Petcube owners also have the option to share access to their camera with friends, family or anyone registered within the Petcube network.
The device retails for $199 on the company's website and is also available through Amazon.com, Best Buy and Brookstone.
Veterinarian Dr. Katy Nelson, who hosts "The Pet Show With Dr. Katy," wondered how Petcube justifies its $199 price tag, noting that other pet products on the market offer similar capabilities for less. These products include the PetPace Collar, which monitors a pet's vitals and the DogTelligent Connected Collar which tracks a dog's location and includes built-in speakers.

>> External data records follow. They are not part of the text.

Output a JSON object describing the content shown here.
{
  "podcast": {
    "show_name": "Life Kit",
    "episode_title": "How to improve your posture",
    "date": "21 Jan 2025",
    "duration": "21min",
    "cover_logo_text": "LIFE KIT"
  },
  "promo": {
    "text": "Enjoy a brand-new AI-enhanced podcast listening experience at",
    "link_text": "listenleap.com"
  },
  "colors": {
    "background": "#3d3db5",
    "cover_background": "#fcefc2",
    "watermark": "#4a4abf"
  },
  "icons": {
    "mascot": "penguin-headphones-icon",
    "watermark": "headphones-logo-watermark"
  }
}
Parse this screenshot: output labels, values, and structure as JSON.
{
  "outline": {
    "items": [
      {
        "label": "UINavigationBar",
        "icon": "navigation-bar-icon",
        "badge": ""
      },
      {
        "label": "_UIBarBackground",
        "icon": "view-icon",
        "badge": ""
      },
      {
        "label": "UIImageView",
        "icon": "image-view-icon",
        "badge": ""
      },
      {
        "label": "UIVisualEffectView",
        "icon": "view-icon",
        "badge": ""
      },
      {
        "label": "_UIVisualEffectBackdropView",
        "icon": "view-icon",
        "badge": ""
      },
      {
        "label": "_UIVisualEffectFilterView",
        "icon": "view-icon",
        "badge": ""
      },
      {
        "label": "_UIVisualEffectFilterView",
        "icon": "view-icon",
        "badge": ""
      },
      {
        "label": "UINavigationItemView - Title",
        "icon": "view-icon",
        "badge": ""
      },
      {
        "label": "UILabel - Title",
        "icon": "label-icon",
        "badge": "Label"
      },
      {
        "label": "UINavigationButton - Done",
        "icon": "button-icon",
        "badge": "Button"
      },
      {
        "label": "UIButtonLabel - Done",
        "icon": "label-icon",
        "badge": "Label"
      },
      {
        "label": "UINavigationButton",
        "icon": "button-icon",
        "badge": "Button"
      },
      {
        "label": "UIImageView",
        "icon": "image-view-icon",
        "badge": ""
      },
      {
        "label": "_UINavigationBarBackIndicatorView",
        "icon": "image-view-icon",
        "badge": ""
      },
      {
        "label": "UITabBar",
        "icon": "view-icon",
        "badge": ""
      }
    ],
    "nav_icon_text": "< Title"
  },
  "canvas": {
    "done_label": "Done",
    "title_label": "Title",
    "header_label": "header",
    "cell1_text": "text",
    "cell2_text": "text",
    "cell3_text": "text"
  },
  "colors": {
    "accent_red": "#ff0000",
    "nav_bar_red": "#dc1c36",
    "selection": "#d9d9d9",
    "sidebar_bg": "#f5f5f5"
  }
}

But Azhnyuk insists the Petcube is not expensive. "This is a pretty average price point for a home surveillance camera at this point. And this actually saves you a lot of energy and a lot of nerves, so I think it's totally doable," said Azhnyuk.
Alicia Syrett, a board member of the New York Angels, said she's concerned about how the company would be able to combat negative product reviews about the unit's poor connectivity and low picture quality.
Azhnyuk said because the company was eager to deliver the product to backers during its Kickstarter campaign, it sent devices out prematurely, while they still had kinks. He told CNBC that most of those issues have been fixed, adding that, "We just had our Vine/Amazon review program and we had great reviews from Amazon-certified Vine reviewers. So I'm pretty sure that if you buy Petcube now, your experience will be mostly flawless."
Since its launch in July 2013, the start-up has raised $1.17 million in funding from SOS Ventures, Almaz Capital, and AVentures Capital as well as crowdfunding via Kickstarter. The company would not disclose its profitability, but did tell CNBC that it had hit $1 million in online sales.
San Francisco-based Petcube has 30 full-time employees.